I have an ongoing conversation with college friends on an app called Marco Polo.
We trade simple video notes that wait patiently until we have the time to listen. And the platform is there when we have the inspiration to share. Lately, I have been getting on my stationary bike, and while riding, I share my thoughts with them, sometimes just talking to make sense of it all for myself.
And what came out earlier this week was: I don’t want this time we are in to feel like COVID. That time, understandably, felt like life was on hold, but it wasn’t. Time kept passing, and our life kept unfolding.
Much to my dismay, at the end of the COVID lockdown, I was still 2 years older but didn’t feel like I had lived them as I had hoped.
Don’t get me wrong—I still did some fun things during those years, but they were disjointed and clumsy. I look back and have some regrets, but it was also my first pandemic – maybe I can cut myself some slack.
And alas, here I am again in an uncomfortable place that feels uncertain and polarizing. But this time, I am older and theoretically wiser. I have lived through the plague, so there’s that.
I know my time on this Earth will tick by regardless of how I feel about the circumstances. This will be another dot on the timeline of my life, just like my 16th birthday, buying my first home, losing people I loved, and graduating from college. We all have these markers in our life. Each one leaves its impression. Each one changes us and evolves us. It makes us grow and forces us to shift. If you zoom way out on anyone’s life, that’s what the lived experience truly is: circumstances and occurrences that happen to you, for you, and about you until the end.

This brings me back to the questions I have been asking myself, grasping for answers in the dark.
How can I find joy anyway?
How can I lean into courage?
How can I navigate this time in such a way that I can hopefully reflect back at some point and witness my fortitude and willingness to forge ahead even though I was unsure and at times fearful?
How can I keep fully living? How do I find balance?
These are questions that we ask ourselves at all crossroads. And yet, they feel more urgent at this time.
I know we’ve made it to the place in an essay or a musing where the author typically hands you the answer after stringing you along for several paragraphs and offers you a resolution. But that won’t be the case here. And besides, you may be feeling far different at this moment. You may feel that your prayers have been answered. Even if you think like me, your solutions will be different. Your balance and your better angels will have different tipping points and guideposts.

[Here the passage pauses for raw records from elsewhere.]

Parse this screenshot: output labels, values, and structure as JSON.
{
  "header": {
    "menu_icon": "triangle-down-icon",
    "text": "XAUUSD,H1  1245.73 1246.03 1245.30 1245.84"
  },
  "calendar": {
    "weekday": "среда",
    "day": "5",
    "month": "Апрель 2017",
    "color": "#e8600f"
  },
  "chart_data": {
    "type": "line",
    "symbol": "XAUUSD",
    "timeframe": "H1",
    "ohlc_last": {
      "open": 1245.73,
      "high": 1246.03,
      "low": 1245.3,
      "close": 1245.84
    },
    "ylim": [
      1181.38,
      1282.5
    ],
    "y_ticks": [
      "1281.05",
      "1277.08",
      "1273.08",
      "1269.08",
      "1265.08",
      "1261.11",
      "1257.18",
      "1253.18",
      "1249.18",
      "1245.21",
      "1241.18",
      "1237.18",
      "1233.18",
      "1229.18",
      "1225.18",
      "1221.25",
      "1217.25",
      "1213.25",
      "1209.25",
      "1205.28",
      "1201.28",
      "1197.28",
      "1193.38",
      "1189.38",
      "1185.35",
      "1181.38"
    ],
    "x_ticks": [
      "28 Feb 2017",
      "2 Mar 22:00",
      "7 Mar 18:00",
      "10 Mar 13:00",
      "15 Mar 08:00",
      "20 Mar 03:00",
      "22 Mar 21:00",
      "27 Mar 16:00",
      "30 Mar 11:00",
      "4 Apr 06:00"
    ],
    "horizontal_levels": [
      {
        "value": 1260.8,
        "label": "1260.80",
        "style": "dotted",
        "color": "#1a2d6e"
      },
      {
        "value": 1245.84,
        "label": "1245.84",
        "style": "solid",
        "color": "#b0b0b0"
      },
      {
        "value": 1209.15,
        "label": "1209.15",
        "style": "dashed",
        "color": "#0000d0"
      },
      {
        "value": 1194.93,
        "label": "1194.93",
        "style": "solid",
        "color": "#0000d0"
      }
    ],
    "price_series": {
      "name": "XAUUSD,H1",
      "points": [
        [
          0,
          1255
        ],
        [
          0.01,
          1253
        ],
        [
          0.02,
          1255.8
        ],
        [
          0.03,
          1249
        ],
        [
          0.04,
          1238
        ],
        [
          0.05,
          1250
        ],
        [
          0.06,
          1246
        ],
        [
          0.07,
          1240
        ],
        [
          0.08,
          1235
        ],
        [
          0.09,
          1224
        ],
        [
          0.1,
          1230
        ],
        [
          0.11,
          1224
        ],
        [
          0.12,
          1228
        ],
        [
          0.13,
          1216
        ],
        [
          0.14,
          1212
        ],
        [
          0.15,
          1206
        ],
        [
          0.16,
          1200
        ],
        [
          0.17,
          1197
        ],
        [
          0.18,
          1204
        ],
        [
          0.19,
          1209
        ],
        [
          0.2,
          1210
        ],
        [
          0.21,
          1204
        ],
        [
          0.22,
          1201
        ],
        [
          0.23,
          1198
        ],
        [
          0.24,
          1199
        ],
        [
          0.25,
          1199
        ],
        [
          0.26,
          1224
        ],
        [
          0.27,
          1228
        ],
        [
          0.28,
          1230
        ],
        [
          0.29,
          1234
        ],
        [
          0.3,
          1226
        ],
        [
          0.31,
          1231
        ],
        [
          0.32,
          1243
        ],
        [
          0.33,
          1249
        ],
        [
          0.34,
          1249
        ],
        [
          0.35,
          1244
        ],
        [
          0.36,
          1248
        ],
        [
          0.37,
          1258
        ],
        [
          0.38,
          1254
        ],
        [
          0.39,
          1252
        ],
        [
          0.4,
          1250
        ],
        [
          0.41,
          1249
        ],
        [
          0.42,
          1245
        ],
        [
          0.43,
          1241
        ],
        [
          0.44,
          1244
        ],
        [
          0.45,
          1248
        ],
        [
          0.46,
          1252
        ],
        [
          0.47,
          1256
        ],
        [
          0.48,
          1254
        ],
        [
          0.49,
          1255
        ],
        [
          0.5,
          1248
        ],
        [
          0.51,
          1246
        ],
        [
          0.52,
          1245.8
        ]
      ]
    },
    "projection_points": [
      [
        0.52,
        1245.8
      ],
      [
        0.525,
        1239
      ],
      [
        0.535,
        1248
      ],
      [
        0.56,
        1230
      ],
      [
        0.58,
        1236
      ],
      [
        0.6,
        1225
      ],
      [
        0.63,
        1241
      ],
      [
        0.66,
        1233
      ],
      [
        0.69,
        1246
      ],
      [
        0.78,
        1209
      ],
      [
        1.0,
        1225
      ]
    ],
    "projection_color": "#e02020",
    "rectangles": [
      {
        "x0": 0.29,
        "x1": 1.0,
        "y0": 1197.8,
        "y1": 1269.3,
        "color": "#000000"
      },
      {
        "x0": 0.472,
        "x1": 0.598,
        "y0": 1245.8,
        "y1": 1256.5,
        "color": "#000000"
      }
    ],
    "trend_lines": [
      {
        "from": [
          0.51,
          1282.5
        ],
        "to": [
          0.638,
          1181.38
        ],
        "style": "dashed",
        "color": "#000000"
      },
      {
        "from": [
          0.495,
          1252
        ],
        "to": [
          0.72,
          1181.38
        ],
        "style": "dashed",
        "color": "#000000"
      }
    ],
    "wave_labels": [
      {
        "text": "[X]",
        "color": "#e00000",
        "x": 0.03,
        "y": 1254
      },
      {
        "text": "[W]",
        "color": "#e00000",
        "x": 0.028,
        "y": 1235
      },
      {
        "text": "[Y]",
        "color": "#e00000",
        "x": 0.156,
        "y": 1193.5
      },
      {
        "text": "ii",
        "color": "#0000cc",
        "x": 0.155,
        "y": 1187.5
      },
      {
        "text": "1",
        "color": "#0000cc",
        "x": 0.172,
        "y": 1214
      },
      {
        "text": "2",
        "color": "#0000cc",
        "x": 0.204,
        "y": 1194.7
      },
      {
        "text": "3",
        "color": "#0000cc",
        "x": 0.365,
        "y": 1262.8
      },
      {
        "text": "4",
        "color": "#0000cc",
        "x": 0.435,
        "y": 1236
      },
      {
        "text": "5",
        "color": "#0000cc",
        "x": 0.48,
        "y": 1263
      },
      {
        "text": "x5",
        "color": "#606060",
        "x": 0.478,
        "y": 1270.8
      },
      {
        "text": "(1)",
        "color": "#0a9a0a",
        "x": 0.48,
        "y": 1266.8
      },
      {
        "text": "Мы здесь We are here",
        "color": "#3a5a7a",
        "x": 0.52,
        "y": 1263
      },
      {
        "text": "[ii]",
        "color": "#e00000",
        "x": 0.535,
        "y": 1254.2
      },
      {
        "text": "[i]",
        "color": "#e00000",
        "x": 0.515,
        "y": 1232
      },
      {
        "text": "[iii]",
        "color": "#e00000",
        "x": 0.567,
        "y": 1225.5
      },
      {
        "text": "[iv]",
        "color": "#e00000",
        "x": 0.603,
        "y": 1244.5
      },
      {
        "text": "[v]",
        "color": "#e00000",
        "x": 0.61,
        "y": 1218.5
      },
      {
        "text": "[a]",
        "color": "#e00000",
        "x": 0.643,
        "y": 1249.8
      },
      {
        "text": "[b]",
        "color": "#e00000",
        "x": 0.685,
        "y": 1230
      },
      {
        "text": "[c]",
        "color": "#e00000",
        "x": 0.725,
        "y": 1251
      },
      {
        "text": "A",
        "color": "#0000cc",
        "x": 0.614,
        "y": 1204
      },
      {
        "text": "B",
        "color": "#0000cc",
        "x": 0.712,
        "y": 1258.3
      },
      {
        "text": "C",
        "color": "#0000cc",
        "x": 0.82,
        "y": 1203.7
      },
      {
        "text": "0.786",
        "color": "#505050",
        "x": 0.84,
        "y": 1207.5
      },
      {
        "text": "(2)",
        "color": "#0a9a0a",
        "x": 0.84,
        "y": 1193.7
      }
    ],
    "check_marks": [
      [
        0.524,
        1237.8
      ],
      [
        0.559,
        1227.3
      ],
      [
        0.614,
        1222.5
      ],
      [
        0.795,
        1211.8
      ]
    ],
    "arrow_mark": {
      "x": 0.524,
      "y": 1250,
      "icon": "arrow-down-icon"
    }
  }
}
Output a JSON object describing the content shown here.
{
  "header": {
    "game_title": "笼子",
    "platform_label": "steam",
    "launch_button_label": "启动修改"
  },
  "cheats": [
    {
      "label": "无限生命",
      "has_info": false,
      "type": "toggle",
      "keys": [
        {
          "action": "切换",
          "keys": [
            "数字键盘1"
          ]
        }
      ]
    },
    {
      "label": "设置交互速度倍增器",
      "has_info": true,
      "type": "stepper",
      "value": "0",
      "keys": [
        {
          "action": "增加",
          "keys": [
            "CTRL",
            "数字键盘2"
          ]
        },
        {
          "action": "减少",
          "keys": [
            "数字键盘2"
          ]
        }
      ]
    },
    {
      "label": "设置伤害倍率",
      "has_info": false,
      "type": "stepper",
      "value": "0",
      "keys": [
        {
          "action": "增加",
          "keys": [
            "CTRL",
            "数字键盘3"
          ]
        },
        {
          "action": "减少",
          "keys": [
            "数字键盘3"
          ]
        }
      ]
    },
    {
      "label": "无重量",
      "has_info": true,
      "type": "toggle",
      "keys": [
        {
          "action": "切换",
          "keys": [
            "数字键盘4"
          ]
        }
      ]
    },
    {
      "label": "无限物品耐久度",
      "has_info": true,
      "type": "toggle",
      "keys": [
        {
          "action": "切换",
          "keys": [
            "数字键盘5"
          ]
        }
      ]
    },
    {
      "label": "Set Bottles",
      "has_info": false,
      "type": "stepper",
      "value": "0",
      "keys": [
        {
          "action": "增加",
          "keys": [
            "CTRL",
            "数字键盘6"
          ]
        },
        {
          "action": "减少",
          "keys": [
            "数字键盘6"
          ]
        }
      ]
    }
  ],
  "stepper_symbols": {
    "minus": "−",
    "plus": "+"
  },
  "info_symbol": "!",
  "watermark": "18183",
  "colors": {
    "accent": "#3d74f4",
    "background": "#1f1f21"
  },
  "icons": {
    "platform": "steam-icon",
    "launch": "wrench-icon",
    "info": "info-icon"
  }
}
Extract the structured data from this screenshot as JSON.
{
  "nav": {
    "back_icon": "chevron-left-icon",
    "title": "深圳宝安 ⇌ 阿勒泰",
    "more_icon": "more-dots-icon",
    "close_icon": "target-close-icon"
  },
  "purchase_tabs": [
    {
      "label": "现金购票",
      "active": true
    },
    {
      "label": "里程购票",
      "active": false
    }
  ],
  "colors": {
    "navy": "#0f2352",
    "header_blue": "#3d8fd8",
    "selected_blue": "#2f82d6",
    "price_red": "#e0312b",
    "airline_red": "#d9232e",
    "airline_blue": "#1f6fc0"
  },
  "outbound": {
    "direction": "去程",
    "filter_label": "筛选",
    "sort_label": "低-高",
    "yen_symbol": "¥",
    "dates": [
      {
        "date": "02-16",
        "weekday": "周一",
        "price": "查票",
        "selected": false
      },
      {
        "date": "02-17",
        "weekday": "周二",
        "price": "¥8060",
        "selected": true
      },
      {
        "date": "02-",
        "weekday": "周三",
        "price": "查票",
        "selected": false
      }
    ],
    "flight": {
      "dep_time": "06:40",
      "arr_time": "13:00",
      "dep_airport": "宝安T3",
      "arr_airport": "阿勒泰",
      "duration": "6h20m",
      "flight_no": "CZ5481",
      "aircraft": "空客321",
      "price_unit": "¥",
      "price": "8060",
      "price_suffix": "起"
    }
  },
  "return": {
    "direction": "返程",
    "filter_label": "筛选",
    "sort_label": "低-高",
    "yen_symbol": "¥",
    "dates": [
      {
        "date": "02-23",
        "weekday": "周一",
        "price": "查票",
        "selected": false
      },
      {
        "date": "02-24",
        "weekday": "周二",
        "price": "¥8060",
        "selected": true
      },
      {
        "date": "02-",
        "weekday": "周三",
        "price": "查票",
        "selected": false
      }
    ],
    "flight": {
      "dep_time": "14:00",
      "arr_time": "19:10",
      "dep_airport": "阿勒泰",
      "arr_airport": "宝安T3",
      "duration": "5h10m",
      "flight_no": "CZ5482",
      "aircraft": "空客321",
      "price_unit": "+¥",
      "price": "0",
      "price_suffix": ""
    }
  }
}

No matter where you are in life, you can’t bow out. You can’t throw in the towel because you cheat yourself. You won’t see how capable you are if you quit before you begin. You won’t see how the stardust you are made of shines in someone else’s darker times. We are beacons of light for ourselves and each other.
This isn’t only true of today. It’s true of always. It will be true next week, next year, and long after you and I are gone. Every day, regardless of what transpires around us, we humans are gifted the opportunity to be extraordinary. That can arrive in the mundane or the magnificent but extraordinary we can be.